Ancak Batman"ın hiç olmazsa unutulmaz bir geçmişi var. Her
ne kadar Mısır"da
1961 ile 1969 yılları arasında inşa edilen
Assuan Barajı dolayısıyla baraj gölünde kalacak
Abu Simbel Tapınağı gibi Hasankeyf"te bulunan tarihi eserlerin
"taşınacağı" söylense de, bu Hasankeyf"in mağaralarının, henüz toprak
altında bulunan kültürel zenginliklerinin "suya" kurban edildiği
gerçeğini değiştirmiyor.
Hasankeyf Kurtarma Kazıları
Başkanı Prof. Dr.
Mehmet
Oluş Arık"ın "Hasankeyf, doğa ile insanın el ele verip oluşturduğu
müthiş bir yapıdır. Ana
dili
Arapça olan üç kuşağı bünyesinde barındırır. Hasankeyf, doğa ile
insanın el ele verip oluşturduğu müthiş bir mimarlık tarihi müzesidir.
Bu eşsiz kültür merkezinin sular altında yok olmasına izin vermeyelim.

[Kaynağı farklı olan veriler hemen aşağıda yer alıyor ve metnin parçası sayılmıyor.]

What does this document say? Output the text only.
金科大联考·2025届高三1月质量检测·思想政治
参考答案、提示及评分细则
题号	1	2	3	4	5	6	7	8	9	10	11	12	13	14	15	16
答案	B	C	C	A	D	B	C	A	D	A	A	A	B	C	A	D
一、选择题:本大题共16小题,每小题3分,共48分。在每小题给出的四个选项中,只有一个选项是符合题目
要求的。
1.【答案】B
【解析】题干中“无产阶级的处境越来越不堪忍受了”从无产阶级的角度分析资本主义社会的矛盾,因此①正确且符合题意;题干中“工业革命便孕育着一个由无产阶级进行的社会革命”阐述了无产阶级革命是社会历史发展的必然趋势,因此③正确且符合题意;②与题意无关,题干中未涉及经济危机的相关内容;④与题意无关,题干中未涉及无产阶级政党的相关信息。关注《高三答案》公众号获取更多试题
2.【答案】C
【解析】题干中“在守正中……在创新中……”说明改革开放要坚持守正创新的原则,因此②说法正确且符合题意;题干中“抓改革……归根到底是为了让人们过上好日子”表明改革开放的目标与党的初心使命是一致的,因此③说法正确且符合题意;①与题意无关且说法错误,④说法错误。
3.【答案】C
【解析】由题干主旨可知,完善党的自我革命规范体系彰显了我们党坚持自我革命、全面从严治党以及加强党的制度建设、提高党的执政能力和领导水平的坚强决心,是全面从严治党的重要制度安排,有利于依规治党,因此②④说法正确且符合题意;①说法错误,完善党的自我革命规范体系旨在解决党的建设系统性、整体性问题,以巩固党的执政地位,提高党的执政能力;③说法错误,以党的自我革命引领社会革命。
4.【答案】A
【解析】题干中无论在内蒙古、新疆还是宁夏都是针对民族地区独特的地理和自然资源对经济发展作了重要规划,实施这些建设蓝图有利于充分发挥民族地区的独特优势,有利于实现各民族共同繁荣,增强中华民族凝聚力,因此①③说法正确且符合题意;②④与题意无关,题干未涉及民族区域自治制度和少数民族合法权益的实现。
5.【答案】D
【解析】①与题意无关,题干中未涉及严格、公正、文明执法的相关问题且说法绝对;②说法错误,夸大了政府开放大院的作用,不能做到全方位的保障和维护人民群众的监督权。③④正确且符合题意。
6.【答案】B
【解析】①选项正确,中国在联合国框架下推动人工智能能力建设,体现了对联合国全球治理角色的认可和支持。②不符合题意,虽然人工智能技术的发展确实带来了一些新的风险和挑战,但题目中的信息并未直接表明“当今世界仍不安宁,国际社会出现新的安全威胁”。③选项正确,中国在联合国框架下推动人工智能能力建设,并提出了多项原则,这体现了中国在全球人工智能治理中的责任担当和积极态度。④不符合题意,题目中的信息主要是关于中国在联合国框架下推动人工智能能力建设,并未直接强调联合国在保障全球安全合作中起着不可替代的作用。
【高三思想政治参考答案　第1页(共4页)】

Baraj
yapıldığı takdirde, Hasankeyf ve buradaki tarih yok olup gidecek.
Eserleri alıp götüremeyiz.
Bunları yerinde korumak gerekiyor.
Eserlerin kurtarılması için muazzam bir proje şarttır" sözlerine
kulak vermek gerekiyordu ama baraj inşaatına başlandı bile. İluh
Köyünü Batman yapan "enerji" kaygısı Hasankeyf"i sulara terk ediyor
maalesef.
Böylece tarihte Moğol
istilasından sonra bir daha belini doğrultamayan Hasankeyf, yediği
cumhuriyet darbesi ile tamamen silinmiş olacak.
Batman"ın yükselişi ise maalesef "Yıldızın
Parladığı Anlar" tadı vermiyor. Çünkü
bir
Urfa, bir
Gaziantep,
Diyarbakır çıkmaz Batman"dan.
Sonuçta kente şimdiki zenginliğini katan petrol tükenen bir
metadır ve Batman"dan da bölgeyi Dubai
yapacak kadar bu "üründen" çıkacak gibi görünmemektedir.
Söz
buraya gelmişken biraz da şom ağızlılık yapalım. Batman"ın batacağına
ilişkin bir iddia var. Bu iddiada bulunanlar 90`lı yıllarda
Atatürk Parkı çevresinde aniden ortaya çıkan, derinliği 150
metreye varan bir çukur ancak binlerce kamyon molozla
doldurulabildiğini söylüyorlar. Batman civarında bulunan bir Sümer
şehrinin bu şekilde kaybolduğu ifade ediliyor.
Umulur ki bu iddiayı zaman tekzip eder ve "hızlı" kentleşmenin
ürünü olan günümüz Batman"ı zaman içinde şehir kültürünü de üreterek.
Ancak şu bir gerçek ki eğer Hasankeyf sular altında kalmasaydı
Batman"ın da kendine bir kimlik inşa etmesi çok daha kolay olurdu.